What they’re saying: A few things I noted from their conversation:
It’s science: Sleep is the best medicine
Walker, who studies sleep at the cellular level, said, “From a biomedical perspective wakefulness is low level brain damage, and sleep is sanitary salvation.”
- A National Institutes of Health study showed that people who get six hours of sleep or less during their 50s and 60s were 30% more likely to be diagnosed with dementia later than their peers getting seven hours or more.
- The more time you’re awake, Walker said, “Toxic proteins that are associated with Alzheimer’s disease build up. Sleep washes them away.”
“Powering through” doesn’t make you tough
Walker cringes when he hears people brag about functioning on a lack of sleep.
- “Sleep in general has an image problem in society. We stigmatize sleep with this mentality of being lazy. (It’s almost a) sleep machismo attitude.”
- “Whoever the PR agent for sleep had been we should fire them because they’ve done a terrible job.
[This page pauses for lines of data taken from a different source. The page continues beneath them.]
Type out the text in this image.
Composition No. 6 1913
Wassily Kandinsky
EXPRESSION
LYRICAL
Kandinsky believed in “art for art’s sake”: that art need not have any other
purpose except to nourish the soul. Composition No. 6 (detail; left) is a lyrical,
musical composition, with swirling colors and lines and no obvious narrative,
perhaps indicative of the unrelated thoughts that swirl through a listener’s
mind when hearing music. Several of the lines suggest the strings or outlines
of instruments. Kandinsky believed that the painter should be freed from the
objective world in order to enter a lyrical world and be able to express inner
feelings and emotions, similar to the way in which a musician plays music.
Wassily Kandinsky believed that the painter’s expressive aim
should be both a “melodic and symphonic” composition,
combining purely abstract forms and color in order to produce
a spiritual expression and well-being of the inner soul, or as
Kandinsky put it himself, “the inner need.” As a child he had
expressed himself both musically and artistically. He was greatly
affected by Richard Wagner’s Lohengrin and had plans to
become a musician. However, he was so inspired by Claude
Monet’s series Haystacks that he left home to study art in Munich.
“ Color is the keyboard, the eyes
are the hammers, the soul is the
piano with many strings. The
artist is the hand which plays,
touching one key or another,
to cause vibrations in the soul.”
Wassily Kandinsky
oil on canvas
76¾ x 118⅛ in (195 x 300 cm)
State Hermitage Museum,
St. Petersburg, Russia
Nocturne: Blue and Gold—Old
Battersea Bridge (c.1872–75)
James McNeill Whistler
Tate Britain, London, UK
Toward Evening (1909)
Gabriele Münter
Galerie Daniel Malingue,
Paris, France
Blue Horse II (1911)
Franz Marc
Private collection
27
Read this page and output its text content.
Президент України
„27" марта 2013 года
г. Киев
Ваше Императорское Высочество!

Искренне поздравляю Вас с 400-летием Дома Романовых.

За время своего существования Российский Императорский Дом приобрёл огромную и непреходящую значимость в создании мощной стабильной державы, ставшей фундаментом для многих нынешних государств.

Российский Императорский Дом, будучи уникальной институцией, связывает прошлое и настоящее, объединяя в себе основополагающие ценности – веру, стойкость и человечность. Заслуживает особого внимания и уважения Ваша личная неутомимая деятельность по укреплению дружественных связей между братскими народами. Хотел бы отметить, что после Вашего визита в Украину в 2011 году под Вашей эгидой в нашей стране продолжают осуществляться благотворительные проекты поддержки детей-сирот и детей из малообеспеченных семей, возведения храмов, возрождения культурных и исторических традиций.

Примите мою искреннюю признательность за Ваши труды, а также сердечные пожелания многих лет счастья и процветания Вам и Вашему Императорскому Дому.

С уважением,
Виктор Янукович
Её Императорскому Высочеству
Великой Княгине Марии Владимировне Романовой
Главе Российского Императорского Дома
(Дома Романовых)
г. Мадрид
Sleep needs rebranding. We need to have rebranded sleep and start to celebrate sleep where people are proud to tell you how much sleep they get.”
Walker says that the brain is like a USB stick that fills up each day, and that sleep is when we transfer the files to a hard drive.
- “Sleep has this dual function. Sleep the night before both prepares your brain the next day to acquire new information by clearing out the short term reservoir. But it also has the second benefit of storing the information that we learned yesterday because you’re now moving it to the long term hard drive within the brain so that you don’t forget.”
- There’s “almost a 40% deficit in your ability to learn new memories when you haven’t had a night of sleep,” Walker says.
Pay for that bed
Walker says we have a long way to go in mattress and bed technology, but he says it’s worth spending more on a quality bed that helps you rest.
- He joked that people who commute to work will spend two hours in a car a day and spend $40,000 on that vehicle, but we spend eight hours sleeping and bristle at spending $800 on it.
Easy on that late-night coffee and wine
Caffeine has a quarter-life of 12 hours, meaning that if you drink a full cup of coffee at noon, a quarter of that cup’s caffeine is still in your system at midnight.
- Elias, who enjoys a glass of red wine, also asked about alcohol. Walker says that alcohol may help people fall asleep, it’s not quality sleep.
- Walker also recommends against sleeping pills.
The bottom line: “The shorter you sleep, the shorter your life,” Walker says.
Ric’s thought bubble: Elias’ mother died of dementia about 18 months ago, and he’s since gone on a “sleep journey.” At the end of the episode, he and Walker came to agree that there’s a balance between being a healthy sleeper and living a life and having that glass of wine.
- “We can do a lot not only to live longer but to enjoy our lives later in life. That said, I don’t want to be the healthiest guy in the cemetery. It is in that moderation and balance that we all have to find the harmony of our choices.”